The trio is among a group of people facing charges of complicity in the June 2007 murder of Serge Maheshe who was working for Radio Okapi, a UN and Swiss-funded broadcaster for the UN Mission in the DRC (MONUC).

The UN High Commissioner for Human Rights Louise Arbour and UN Special Envoy Alan Doss denounced irregularities in the trial, saying that the military court had refused to explore other credible leads in the case and to ask for ballistic expertise on the weapon used for the crime. They also said there had been repeated threats against the defendants, the defence lawyers and independent observers of the trial.

“I condemn the practice of military tribunals which continue to judge civilians in violation of international norms and the Congolese Constitution,” Ms. Arbour said.

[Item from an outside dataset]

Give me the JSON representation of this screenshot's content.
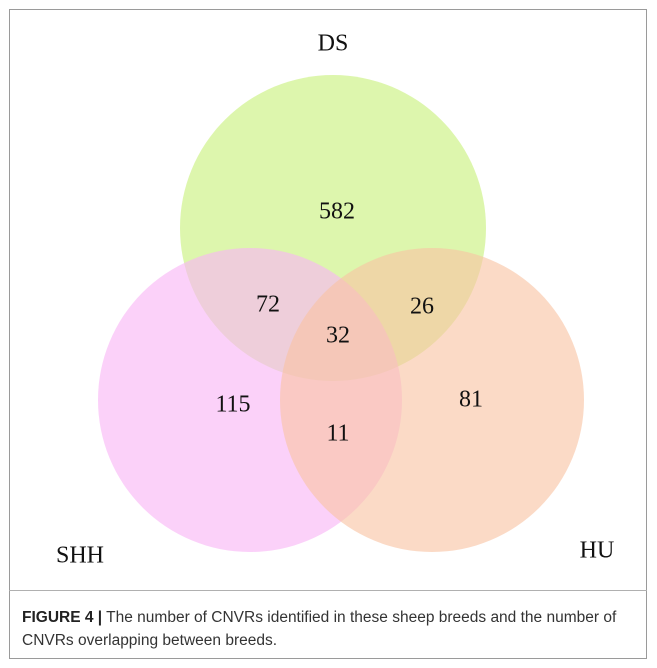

“The lack of willingness shown by the judicial military authorities to establish the truth about this murder and the violations of international norms on fair trials are equally deplorable.”

Welcoming the acquittal of two other accused civilians in the case, Ms. Arbour and Mr. Doss said many questions remained unanswered and appealed to Congolese authorities to pursue the case in accordance with their obligations under international law.

In August last year four civilians were initially sentenced to death on the basis of confessions, which were subsequently retracted. Military magistrates were accused of obtaining the confessions under duress, but no independent inquiry was carried out to investigate these allegations.